# 98 sentra se



## im2kwik4u (Oct 10, 2002)




----------



## G_Funk013 (Jul 9, 2002)

Damn thats hot. But whats up with the tail light.


----------



## im2kwik4u (Oct 10, 2002)

what do u mean??


----------



## LIUSPEED (May 29, 2002)

i think he means why is that orange center painted silver.
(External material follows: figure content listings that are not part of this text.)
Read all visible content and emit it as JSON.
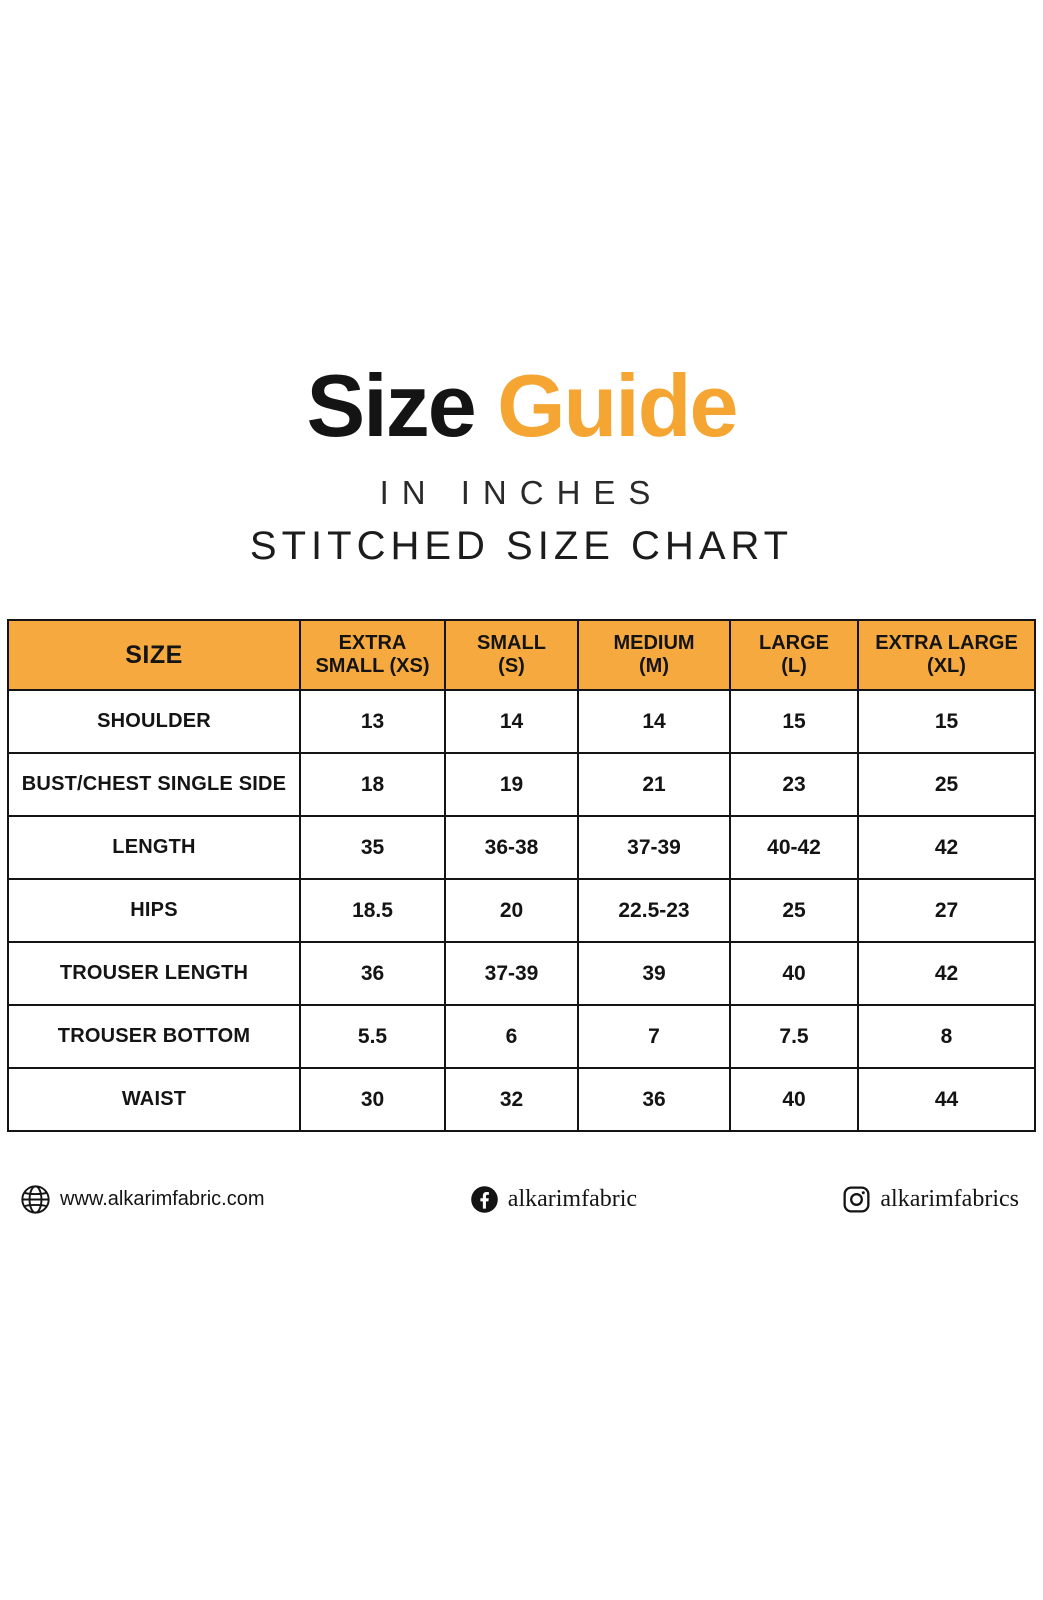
{
  "page": {
    "title_black": "Size",
    "title_orange": "Guide",
    "subtitle": "IN INCHES",
    "subtitle2": "STITCHED SIZE CHART"
  },
  "colors": {
    "accent_orange": "#F5A532",
    "header_bg": "#F6A93F",
    "text_black": "#141414",
    "table_border": "#141414",
    "background": "#FFFFFF"
  },
  "chart_data": {
    "type": "table",
    "title": "Size Guide — Stitched Size Chart (in inches)",
    "columns": [
      "SIZE",
      "EXTRA\nSMALL (XS)",
      "SMALL\n(S)",
      "MEDIUM\n(M)",
      "LARGE\n(L)",
      "EXTRA LARGE\n(XL)"
    ],
    "rows": [
      {
        "label": "SHOULDER",
        "values": [
          "13",
          "14",
          "14",
          "15",
          "15"
        ]
      },
      {
        "label": "BUST/CHEST SINGLE SIDE",
        "values": [
          "18",
          "19",
          "21",
          "23",
          "25"
        ]
      },
      {
        "label": "LENGTH",
        "values": [
          "35",
          "36-38",
          "37-39",
          "40-42",
          "42"
        ]
      },
      {
        "label": "HIPS",
        "values": [
          "18.5",
          "20",
          "22.5-23",
          "25",
          "27"
        ]
      },
      {
        "label": "TROUSER LENGTH",
        "values": [
          "36",
          "37-39",
          "39",
          "40",
          "42"
        ]
      },
      {
        "label": "TROUSER BOTTOM",
        "values": [
          "5.5",
          "6",
          "7",
          "7.5",
          "8"
        ]
      },
      {
        "label": "WAIST",
        "values": [
          "30",
          "32",
          "36",
          "40",
          "44"
        ]
      }
    ]
  },
  "footer": {
    "website": {
      "icon": "globe-icon",
      "label": "www.alkarimfabric.com"
    },
    "facebook": {
      "icon": "facebook-icon",
      "label": "alkarimfabric"
    },
    "instagram": {
      "icon": "instagram-icon",
      "label": "alkarimfabrics"
    }
  }
}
hey have u ever thought of getting the crystal corners?


----------



## whiteb14 (Jul 7, 2002)

very clean! represent for the MIA


----------



## im2kwik4u (Oct 10, 2002)

Its not paint its vinyl and i wanted to go to with the 99 se-l look in the back , i tried a white strip before, but i didnt like it so i did the light silver


----------



## whiteb14 (Jul 7, 2002)

was it hard to do the vinyl for the center piece in the rear?? or did u paint it?


----------



## im2kwik4u (Oct 10, 2002)

the back part was kinda hard for my model because it has curves and we needed to put some special type of vinyl that stretches so that it can stick to the surface, but i think your model is easier because the back panel is flat. My friend at Brazil Signs did it for me for $40


----------



## im2kwik4u (Oct 10, 2002)

yo Dag, i wanted to ask u, how did u paint your corner lights to be amber??? and were did u get the paint from?


----------



## im2kwik4u (Oct 10, 2002)

i want it to look like this


----------



## NismoXR (May 1, 2002)

Clean Ride! I want JDM corners too. your car would look nice with the amber corners.


----------



## im2kwik4u (Oct 10, 2002)

Thanks dawg, i appreciate it


----------



## dry (Oct 21, 2002)

way to rep the 4 door. looking good!


----------



## whiteb14 (Jul 7, 2002)

im2kwik4u said:


> *yo Dag, i wanted to ask u, how did u paint your corner lights to be amber??? and were did u get the paint from? *



i had painted my corners w/ krylon stained glass paint. its like a light orange so u need a lot of coats. i bought the paint at michaels... its like 5 bucks a can i believe.


----------



## G_Funk013 (Jul 9, 2002)

Yeah, I meant the turn signals.

Anyway, what size rims are those and how much do you have it dropped?


----------



## Cali SE-R (Jun 13, 2003)

Wow that thing is pretty clean, keep it up!!


----------



## sethwas (Apr 30, 2002)

Ooohh,
'damn tight yo!' or whatever people say with regards to nice looking cars.
I love the green, and the rims actually work with the body style.

Seth

P.S. What neighborhood is that?


----------



## Sentrixx (Apr 30, 2002)

Very impressive. I'm digging the pinstrip too.


----------



## im2kwik4u (Oct 10, 2002)

My rims are 17" in with 205/40/17 and is lowered 2.25 in the front and 2" in the back


----------